Roxane Gay In Conversation — City Recital Hall, Friday 12 June
Since the publication of Bad Feminist in 2014, Roxane Gay has been one of the most widely read and argued-with cultural critics writing in English. Her work spans memoir, fiction, cultural commentary and opinion journalism, and it is characterised by a willingness to hold complicated positions with clarity, across race, feminism, pop culture and politics.
This event, part of Vivid Minds’ Creative Trailblazers series, places Gay in conversation with Narelda Jacobs OAM, the Whadjuk Noongar journalist, author and broadcaster. Gay has demonstrated across her career that her most illuminating thinking tends to emerge in exchange with other great conversationalists. Readers of Hunger, Difficult Women and her collected essays in Opinions will find the evening familiar in the best sense. Those coming to her work for the first time will find an entirely sufficient introduction.

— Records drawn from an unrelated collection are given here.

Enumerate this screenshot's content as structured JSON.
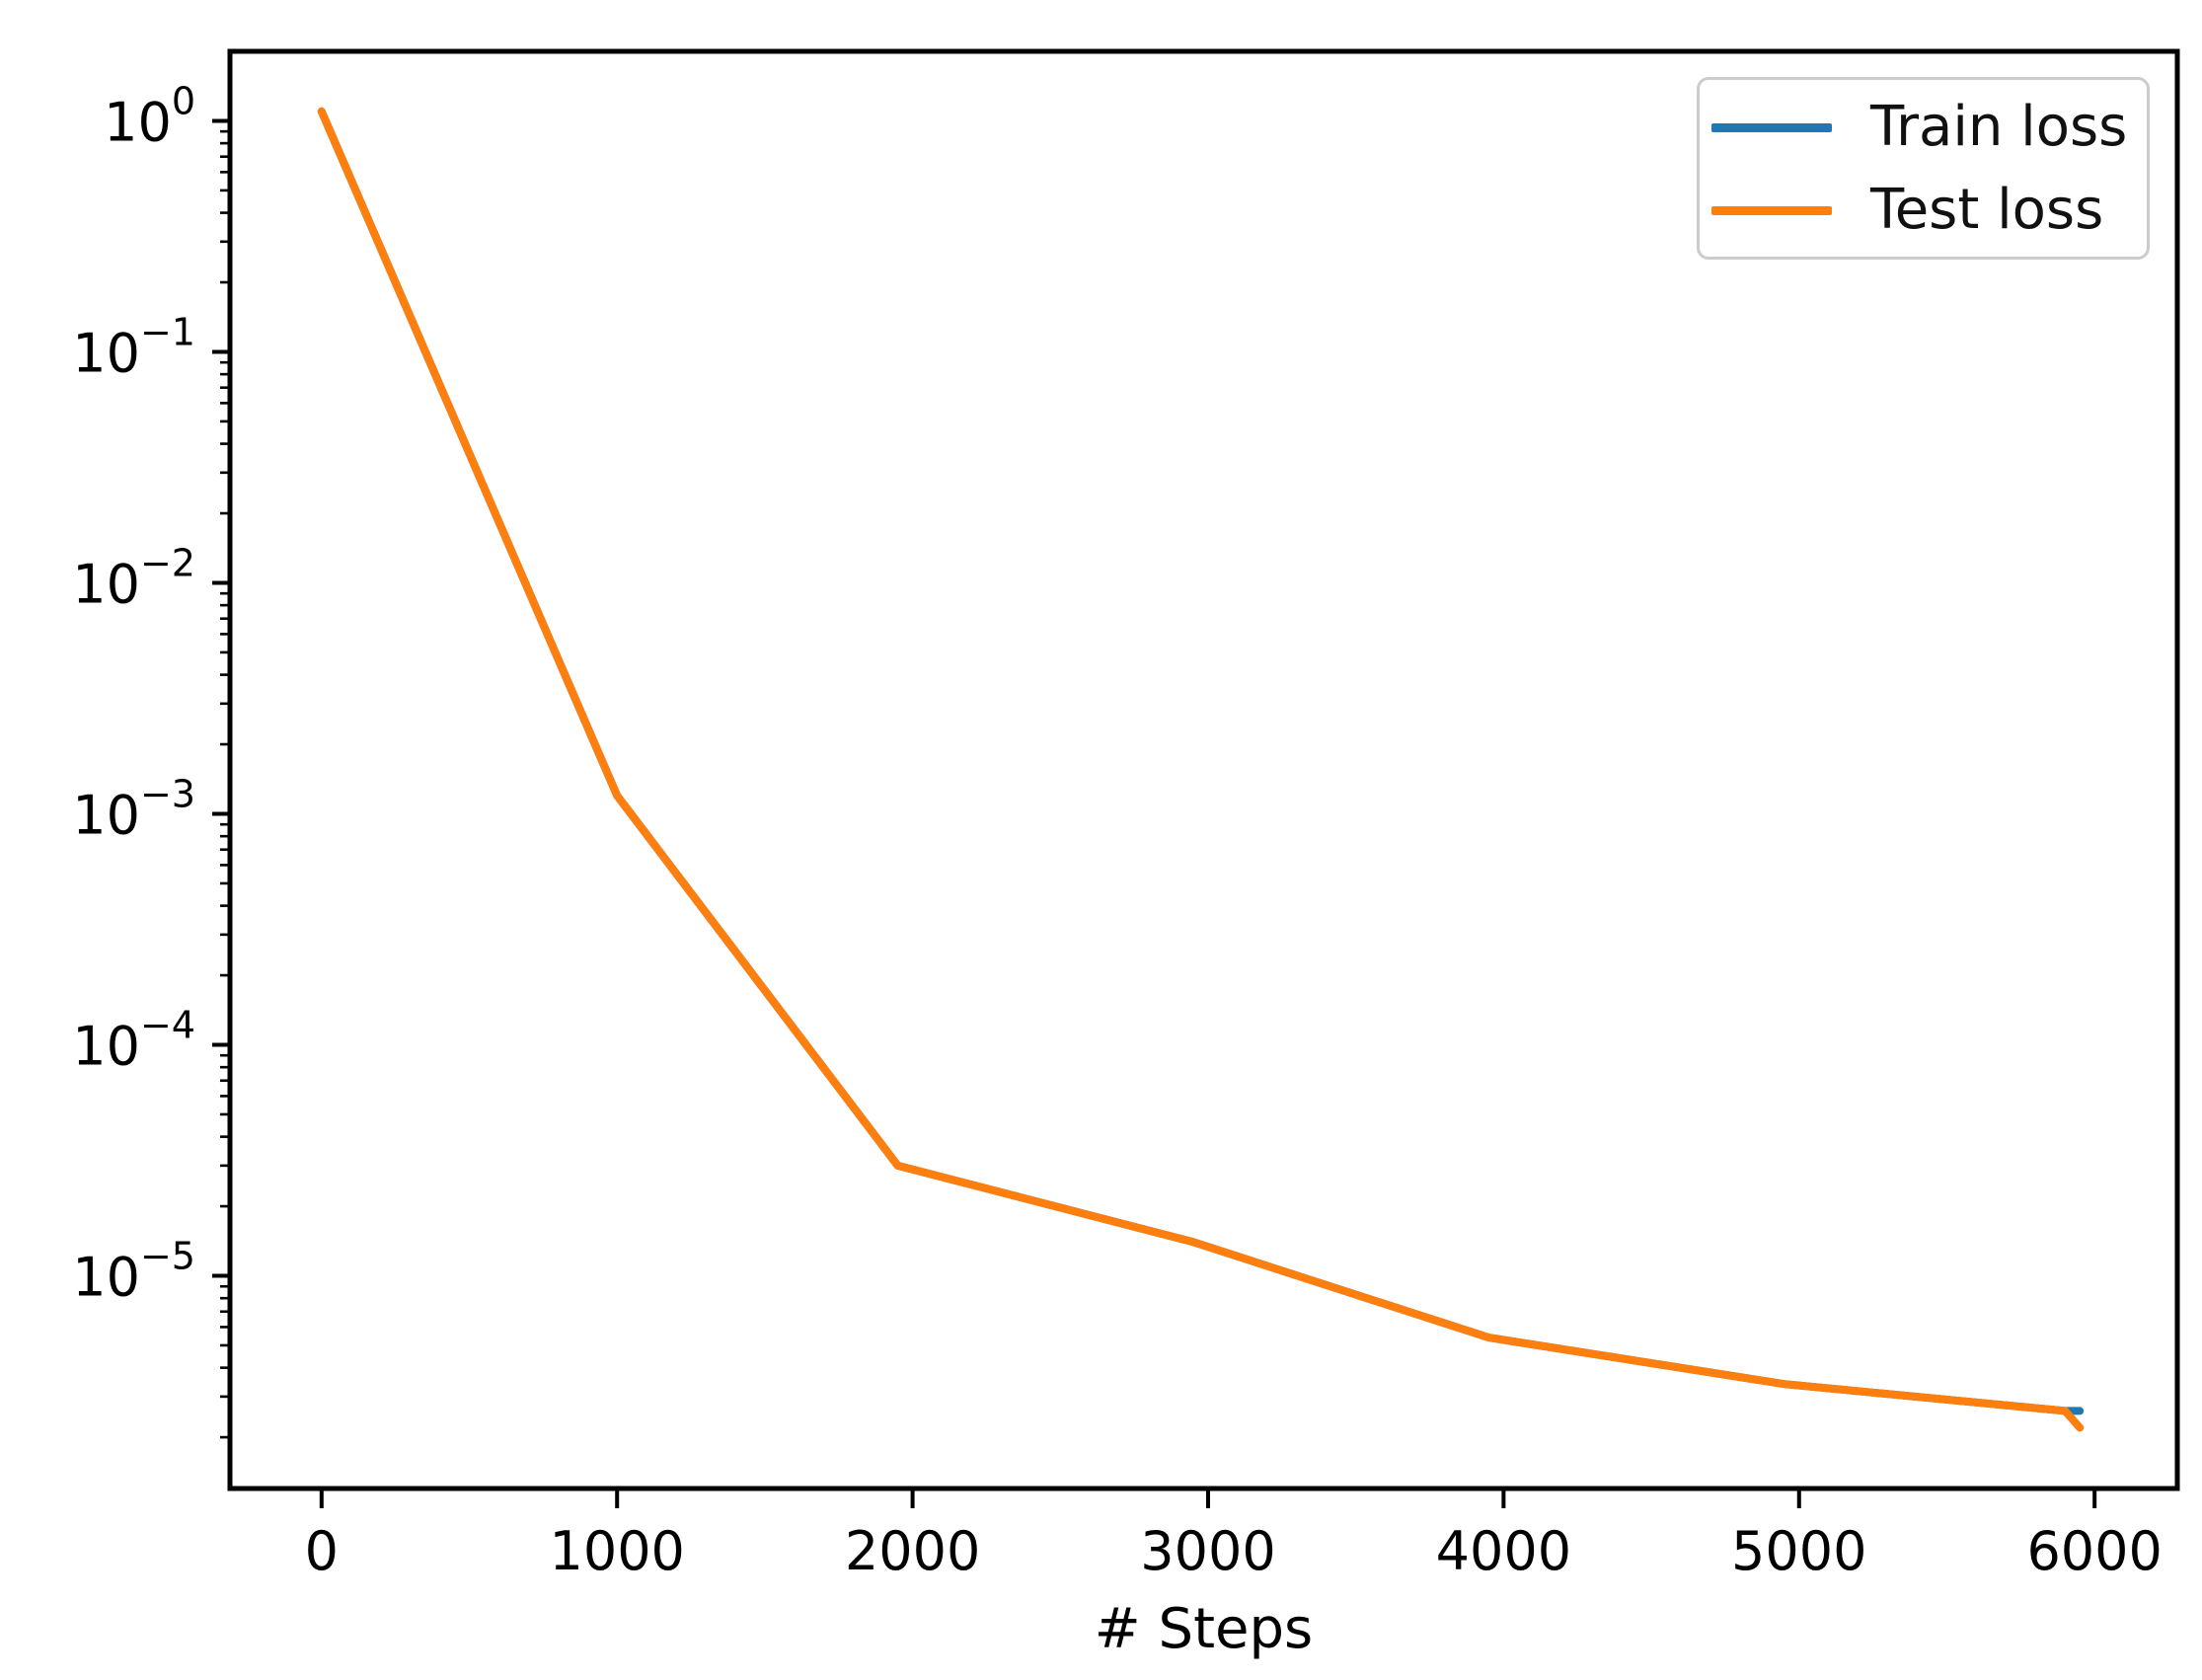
{
  "chart_data": {
    "type": "line",
    "title": "",
    "xlabel": "# Steps",
    "ylabel": "",
    "x_scale": "linear",
    "y_scale": "log",
    "xlim": [
      -310,
      6280
    ],
    "ylim": [
      1.2e-06,
      2.0
    ],
    "grid": false,
    "legend_position": "upper right",
    "x_ticks": [
      0,
      1000,
      2000,
      3000,
      4000,
      5000,
      6000
    ],
    "y_tick_exponents": [
      0,
      -1,
      -2,
      -3,
      -4,
      -5
    ],
    "x": [
      0,
      1000,
      1950,
      2950,
      3950,
      4950,
      5900,
      5950
    ],
    "series": [
      {
        "name": "Train loss",
        "color": "#1f77b4",
        "values": [
          1.1,
          0.0012,
          3e-05,
          1.4e-05,
          5.4e-06,
          3.4e-06,
          2.6e-06,
          2.6e-06
        ]
      },
      {
        "name": "Test loss",
        "color": "#ff7f0e",
        "values": [
          1.1,
          0.0012,
          3e-05,
          1.4e-05,
          5.4e-06,
          3.4e-06,
          2.6e-06,
          2.2e-06
        ]
      }
    ]
  },
  "legend": {
    "items": [
      {
        "label": "Train loss",
        "color": "#1f77b4"
      },
      {
        "label": "Test loss",
        "color": "#ff7f0e"
      }
    ]
  },
  "axes": {
    "x_label": "# Steps"
  },
  "colors": {
    "train": "#1f77b4",
    "test": "#ff7f0e",
    "spine": "#000000",
    "legend_border": "#cccccc"
  }
}
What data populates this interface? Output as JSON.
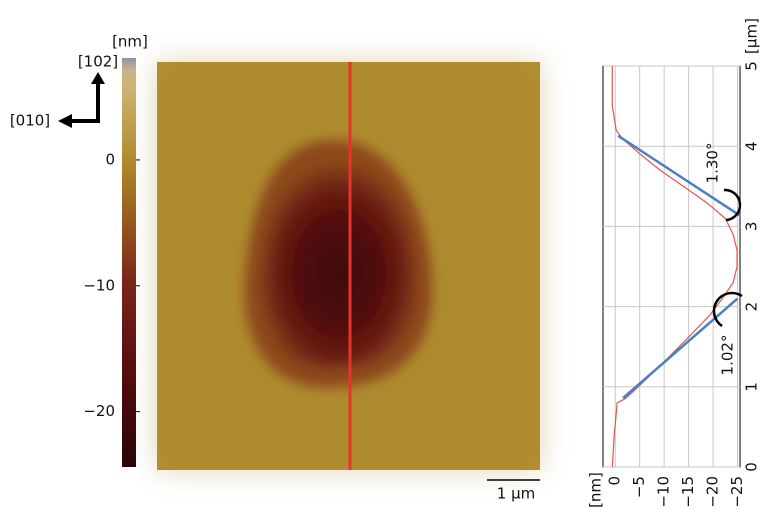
{
  "figure": {
    "directions": [
      "[102]",
      "[010]"
    ],
    "scale_bar": "1 µm"
  },
  "chart_data": [
    {
      "type": "colorbar",
      "label": "[nm]",
      "ylim": [
        -24.4,
        8.1
      ],
      "yticks": [
        0,
        {
          "value": -10,
          "label": "−10"
        },
        {
          "value": -20,
          "label": "−20"
        }
      ]
    },
    {
      "type": "line",
      "x_label": "[µm]",
      "y_label": "[nm]",
      "xlim": [
        0,
        5
      ],
      "xticks": [
        0,
        1,
        2,
        3,
        4,
        5
      ],
      "ylim": [
        2.5,
        -25.5
      ],
      "yticks": [
        0,
        {
          "value": -5,
          "label": "−5"
        },
        {
          "value": -10,
          "label": "−10"
        },
        {
          "value": -15,
          "label": "−15"
        },
        {
          "value": -20,
          "label": "−20"
        },
        {
          "value": -25,
          "label": "−25"
        }
      ],
      "grid": true,
      "series": [
        {
          "color": "#e0554f",
          "x": [
            0,
            0.4,
            0.8,
            0.85,
            1.0,
            1.3,
            1.6,
            1.9,
            2.1,
            2.3,
            2.5,
            2.7,
            2.9,
            3.1,
            3.3,
            3.5,
            3.7,
            3.9,
            4.1,
            4.2,
            4.5,
            5
          ],
          "values": [
            0.6,
            0.2,
            -0.4,
            -2,
            -4.7,
            -9.8,
            -14.7,
            -19.4,
            -21.9,
            -24.1,
            -24.9,
            -24.9,
            -24.1,
            -22.5,
            -18.6,
            -13.9,
            -9.2,
            -5.1,
            -1.4,
            -0.2,
            0.6,
            0.6
          ]
        },
        {
          "color": "#4a7fc1",
          "x": [
            0.86,
            2.1
          ],
          "values": [
            -1.6,
            -25
          ]
        },
        {
          "color": "#4a7fc1",
          "x": [
            4.13,
            3.13
          ],
          "values": [
            -0.6,
            -25.6
          ]
        }
      ],
      "annotations": [
        "1.30°",
        "1.02°"
      ]
    }
  ]
}
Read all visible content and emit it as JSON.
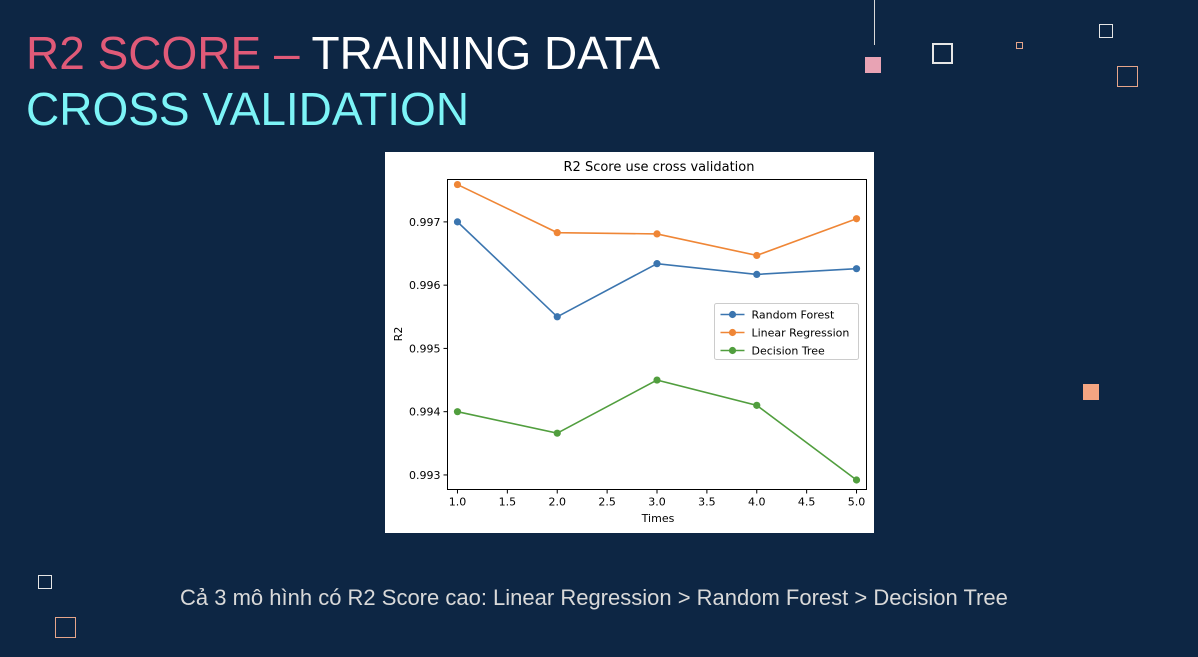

The Black Angels — Carriageworks, Thursday 11 June
The Black Angels formed in Austin, Texas in 2004, taking their name from a Velvet Underground song and their sound from the darker currents of American psychedelia — Roky Erickson, Syd Barrett, Arthur Lee, the droning repetitions of early garage rock pressed through a modern political sensibility. Twenty years on, they remain one of the more vital bands working in that tradition, and this year they return to Australia to mark the anniversary of Passover, their 2006 debut, performing it in full.
Passover was the record that demonstrated the psych revival of the early twenty-first century had great aesthetic ambitions, not merely nostalgic ones. Its hypnotic, heavy structures are built on cycling guitar lines, insistent percussion, and Alex Maas’s keening vocals. ‘Young Men Dead’, ‘The First Vietnamese War’, and the closing eighteen-minute ‘Call to Arms’ established the template from which the band has never strayed far.